Testo Junkie
- Author: Paul B. Preciado
- Translator: Bruce Benderson
- Language: Spanish
- Published: 2008
- Publisher: Espasa (2008) The Feminist Press (2013)
- Pages: 324
- ISBN: 9788467026931
- OCLC: 212739443

= Testo Junkie =

2018 book by Paul B. Preciado

Testo Junkie (published in English with the subtitle Sex, Drugs, and Biopolitics in The Pharmacopornographic Era) is a book of autotheory, by contemporary writer and philosopher Paul B. Preciado, first published in Spanish in 2008 (Testo yonqui / Espasa-Calpe), then in English in 2013 by The Feminist Press, translated by Bruce Benderson. It chronicles Preciado's multifaceted and liminal experience taking a topical testosterone called Testogel as a political and performative act, while working in Paris, France, as well as intertwining perspectives on pharmaceuticals and pornography. The book was the choice of McKenzie Wark in a list of the 11 best scholarly books of the 2010s by The Chronicle of Higher Education.

==Outline and concept==
Preciado declares that Testo Junkie is a "body-essay", and writes of his use of testosterone as a way of undoing gender inscribed on the body by the capitalistic commodification and mobilization of sexuality and reproduction, a process transcendent from the social norm expected with transitioning. Testo Junkie is a homage to French writer Guillaume Dustan, a close gay friend of Preciado's who contracted HIV and died of an accidental overdose of a medication he was taking. In the book Preciado also processes the changes in his body due to testosterone through the lens of a romantic affair with his then lover, French writer Virginie Despentes, referred to as "VD."

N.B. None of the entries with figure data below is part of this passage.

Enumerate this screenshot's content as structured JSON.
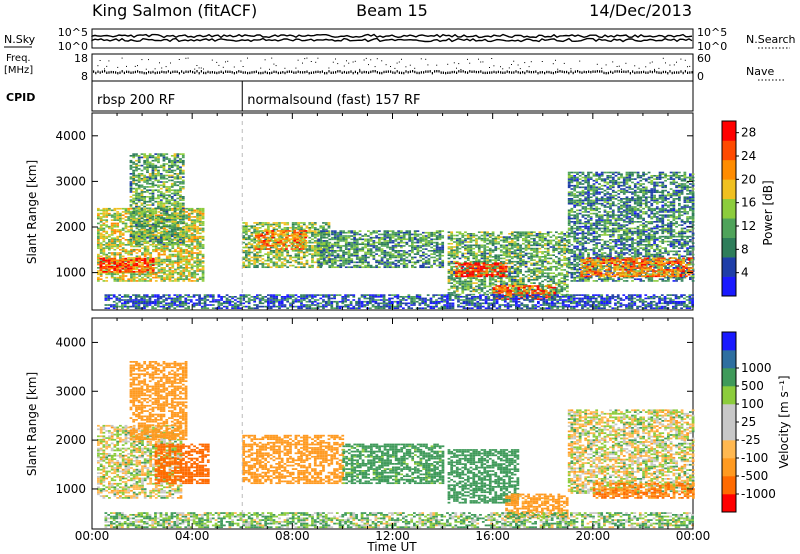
{
  "header": {
    "station": "King Salmon (fitACF)",
    "beam": "Beam 15",
    "date": "14/Dec/2013"
  },
  "side_labels": {
    "nsky": "N.Sky",
    "nsearch": "N.Search",
    "freq_top": "Freq.",
    "freq_unit": "[MHz]",
    "nave": "Nave",
    "cpid": "CPID"
  },
  "colors": {
    "power_scale": [
      "#1a1aff",
      "#1e3ea8",
      "#2e7d5a",
      "#4fa35a",
      "#8ccc3c",
      "#f0c020",
      "#ff8c00",
      "#ff4a00",
      "#ff0000"
    ],
    "velocity_scale": [
      "#ff0000",
      "#ff6a00",
      "#ff9a20",
      "#ffb850",
      "#c8c8c8",
      "#c8c8c8",
      "#8ccc3c",
      "#3f9a5a",
      "#2e6fa0",
      "#1a1aff"
    ]
  },
  "chart_data": [
    {
      "type": "line",
      "panel": "noise",
      "left_ticks": [
        "10^5",
        "10^0"
      ],
      "right_ticks": [
        "10^5",
        "10^0"
      ]
    },
    {
      "type": "scatter",
      "panel": "frequency-nave",
      "left_ticks": [
        "18",
        "8"
      ],
      "right_ticks": [
        "60",
        "0"
      ]
    },
    {
      "type": "table",
      "panel": "cpid",
      "segments": [
        {
          "label": "rbsp 200 RF",
          "start_hour": 0,
          "end_hour": 6
        },
        {
          "label": "normalsound (fast) 157 RF",
          "start_hour": 6,
          "end_hour": 24
        }
      ]
    },
    {
      "type": "heatmap",
      "panel": "power",
      "ylabel": "Slant Range [km]",
      "yticks": [
        "1000",
        "2000",
        "3000",
        "4000"
      ],
      "ylim": [
        180,
        4500
      ],
      "colorbar_label": "Power [dB]",
      "colorbar_ticks": [
        "4",
        "8",
        "12",
        "16",
        "20",
        "24",
        "28"
      ],
      "colorbar_range": [
        0,
        30
      ],
      "regions": [
        {
          "t0": 0.2,
          "t1": 4.4,
          "r0": 800,
          "r1": 2400,
          "value": 16
        },
        {
          "t0": 1.5,
          "t1": 3.6,
          "r0": 1600,
          "r1": 3600,
          "value": 12
        },
        {
          "t0": 0.3,
          "t1": 2.5,
          "r0": 1000,
          "r1": 1300,
          "value": 26
        },
        {
          "t0": 6.0,
          "t1": 9.5,
          "r0": 1100,
          "r1": 2100,
          "value": 14
        },
        {
          "t0": 6.5,
          "t1": 8.5,
          "r0": 1500,
          "r1": 1900,
          "value": 22
        },
        {
          "t0": 9.0,
          "t1": 14.0,
          "r0": 1100,
          "r1": 1900,
          "value": 10
        },
        {
          "t0": 14.2,
          "t1": 19.0,
          "r0": 500,
          "r1": 1900,
          "value": 12
        },
        {
          "t0": 14.5,
          "t1": 16.5,
          "r0": 900,
          "r1": 1200,
          "value": 27
        },
        {
          "t0": 16.0,
          "t1": 18.5,
          "r0": 400,
          "r1": 700,
          "value": 24
        },
        {
          "t0": 19.0,
          "t1": 24.0,
          "r0": 800,
          "r1": 3200,
          "value": 9
        },
        {
          "t0": 19.5,
          "t1": 24.0,
          "r0": 900,
          "r1": 1300,
          "value": 22
        },
        {
          "t0": 0.5,
          "t1": 24.0,
          "r0": 200,
          "r1": 500,
          "value": 6
        }
      ]
    },
    {
      "type": "heatmap",
      "panel": "velocity",
      "ylabel": "Slant Range [km]",
      "xlabel": "Time UT",
      "yticks": [
        "1000",
        "2000",
        "3000",
        "4000"
      ],
      "ylim": [
        180,
        4500
      ],
      "xticks": [
        "00:00",
        "04:00",
        "08:00",
        "12:00",
        "16:00",
        "20:00",
        "00:00"
      ],
      "xlim": [
        0,
        24
      ],
      "colorbar_label": "Velocity [m s⁻¹]",
      "colorbar_ticks": [
        "-1000",
        "-500",
        "-100",
        "-25",
        "25",
        "100",
        "500",
        "1000"
      ],
      "regions": [
        {
          "t0": 0.2,
          "t1": 3.6,
          "r0": 800,
          "r1": 2300,
          "value": 0
        },
        {
          "t0": 1.5,
          "t1": 3.8,
          "r0": 2000,
          "r1": 3600,
          "value": -300
        },
        {
          "t0": 2.5,
          "t1": 4.6,
          "r0": 1100,
          "r1": 1900,
          "value": -800
        },
        {
          "t0": 6.0,
          "t1": 10.0,
          "r0": 1100,
          "r1": 2100,
          "value": -300
        },
        {
          "t0": 10.0,
          "t1": 14.0,
          "r0": 1100,
          "r1": 1900,
          "value": 200
        },
        {
          "t0": 14.2,
          "t1": 17.0,
          "r0": 700,
          "r1": 1800,
          "value": 300
        },
        {
          "t0": 16.5,
          "t1": 19.0,
          "r0": 400,
          "r1": 900,
          "value": -200
        },
        {
          "t0": 19.0,
          "t1": 24.0,
          "r0": 900,
          "r1": 2600,
          "value": 0
        },
        {
          "t0": 20.0,
          "t1": 24.0,
          "r0": 800,
          "r1": 1100,
          "value": -500
        },
        {
          "t0": 0.5,
          "t1": 24.0,
          "r0": 200,
          "r1": 500,
          "value": 80
        }
      ]
    }
  ]
}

Sex and sexuality is a major theme in the book, as it is framed to pick up where Michel Foucault's The History of Sexuality, and the writings of Judith Butler leave off. Testo Junkie is a political history of reproductive technologies including oral contraceptive pills, Viagra, drugs used in doping, fluoxetine, and the history of clinical testosterone and estrogen usage, that connect to Preciado's own use of pharmaceuticals, among other things. It discusses potentia gaudendi, the idea that the body has an inherent potential for pleasure.

===Pharmacopornographic capitalism===
Preciado coins the term pharmacopornographic era in the book, a term based on his idea that the pharmaceutical industry, pornography industry, and late capitalism are integrated in their responsibility to the cycles of reproductive and social control through the regulation of bodies: it is framed into the micro-biological scale of design, and its place within a global political, social and economic context and strategies.

== Reception ==
The English translation of Testo Junkie was a finalist for the 2014 Lambda Literary Award for Transgender Nonfiction.